Devareaux
Active Member
Devareaux, you show an enormous knowledge of physics, but you are having a problem accepting common basic discussion of fact pertaining to bullet strength and integrity. Please take your discussion to another forum.
Stonecreek. Would you please shut down this thread because it has become a pissing contest that no longer serves any good purpose on this forum.
To all of you who have contributed to this discussion while it was still of value to those who hand load for the best results of ALL phases of shooting, thank you for your input. Sakojim.
I have posted the World Congress of Engineering paper, I also posted the Hornady Study, I also posted the study that Erik did at Berger Bullets about everything I have brought to the thread. But no one is quoting those links, because they aren't here to discuss bullet integrity, they are here to simply be argumentative. This is the general discussion forum, which is the proper place to generally discuss Sako related information, and if Bullet Integrity isn't related to a Sako owner and his firearm, I don't know what is.
This isn't a pissing contest or a thread about physics, no one cares who knows more about physics, I'm sure there are engineers here that would put everyone to shame about their knowledge of physics. This is a thread about bullet integrity and posting information regarding this, you don't have to know physics to do this, just be a participant. And I've had multiple people show up to my thread only to protest the fact that I'm posting in the first place on a matter they wish not be on the forums, ,well too bad so sad, they aren't the thread Gestapo and I won't be disrespected by authoritarians. Sounds pretty Anti- Free speech to me. I actually expected better behavior from the members here at SCC.
(https://forum.accurateshooter.com/threads/berger-bullet-failure-test.2481280/)
Proceedings of the 'World Congress of Engineering'"(http://www.iaeng.org/publication/WCE2010/WCE2010_pp1444-1447.pdf)

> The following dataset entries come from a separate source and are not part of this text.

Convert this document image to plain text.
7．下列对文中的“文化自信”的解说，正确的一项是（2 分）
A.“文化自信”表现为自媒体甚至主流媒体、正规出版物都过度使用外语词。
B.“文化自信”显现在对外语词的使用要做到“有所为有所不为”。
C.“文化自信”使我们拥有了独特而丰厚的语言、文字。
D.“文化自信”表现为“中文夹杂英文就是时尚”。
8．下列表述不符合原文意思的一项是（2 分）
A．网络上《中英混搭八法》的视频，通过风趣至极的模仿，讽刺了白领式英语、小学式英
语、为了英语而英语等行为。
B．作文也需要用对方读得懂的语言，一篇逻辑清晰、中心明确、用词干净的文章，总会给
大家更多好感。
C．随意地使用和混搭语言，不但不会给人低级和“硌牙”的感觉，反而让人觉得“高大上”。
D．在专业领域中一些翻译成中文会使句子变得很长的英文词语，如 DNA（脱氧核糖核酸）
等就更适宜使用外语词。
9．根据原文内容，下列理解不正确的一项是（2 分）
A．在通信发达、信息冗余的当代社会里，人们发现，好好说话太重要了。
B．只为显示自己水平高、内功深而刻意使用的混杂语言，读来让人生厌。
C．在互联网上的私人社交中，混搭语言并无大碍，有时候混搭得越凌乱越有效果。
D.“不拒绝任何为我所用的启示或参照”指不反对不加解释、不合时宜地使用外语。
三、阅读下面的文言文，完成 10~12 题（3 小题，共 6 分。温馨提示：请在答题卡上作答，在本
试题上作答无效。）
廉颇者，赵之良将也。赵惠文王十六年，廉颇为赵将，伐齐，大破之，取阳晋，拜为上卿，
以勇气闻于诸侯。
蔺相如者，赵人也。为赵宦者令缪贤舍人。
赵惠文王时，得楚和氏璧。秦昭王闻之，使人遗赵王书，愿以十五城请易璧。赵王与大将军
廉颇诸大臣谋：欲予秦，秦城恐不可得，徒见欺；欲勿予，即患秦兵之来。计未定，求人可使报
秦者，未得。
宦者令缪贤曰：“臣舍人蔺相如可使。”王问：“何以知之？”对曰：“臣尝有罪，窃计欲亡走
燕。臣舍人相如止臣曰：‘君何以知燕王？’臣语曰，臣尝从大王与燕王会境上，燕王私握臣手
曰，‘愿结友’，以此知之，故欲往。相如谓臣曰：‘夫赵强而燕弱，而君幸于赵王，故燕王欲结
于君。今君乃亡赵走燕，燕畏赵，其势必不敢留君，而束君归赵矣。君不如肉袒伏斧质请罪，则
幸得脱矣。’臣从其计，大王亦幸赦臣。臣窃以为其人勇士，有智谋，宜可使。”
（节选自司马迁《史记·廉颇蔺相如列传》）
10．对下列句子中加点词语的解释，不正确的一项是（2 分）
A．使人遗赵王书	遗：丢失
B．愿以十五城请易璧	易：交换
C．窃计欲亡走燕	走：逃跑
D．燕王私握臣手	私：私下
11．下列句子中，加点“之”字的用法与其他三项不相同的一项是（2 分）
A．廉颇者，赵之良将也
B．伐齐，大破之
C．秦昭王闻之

(https://www.thefirearmblog.com/blog/2015/10/29/hornadys-big-announcement-eld-x-heat-shield-tip/)
(https://kestrelmeters.com/pages/g1-g7-ballistic-coefficients-what-s-the-difference)
"The SR-71 would get blisteringly hot. This was not due to “friction” with the air as is often claimed, but due to compression of the air. In effect, the SR-71 was a bloody great hammer smashing air molecules; since it was moving three times the speed of sound, the molecules simply could not flow out of the way and instead were compressed to many times normal density and shoved out of the way. The compression occurred quickly enough that the heat built up in the process could not radiate away, and instead was conducted to the skin of the plane.
Interestingly, the hottest part of the plane – apart from the engines – was the one part that the engineers and pilots most wanted to keep cool: the cockpit."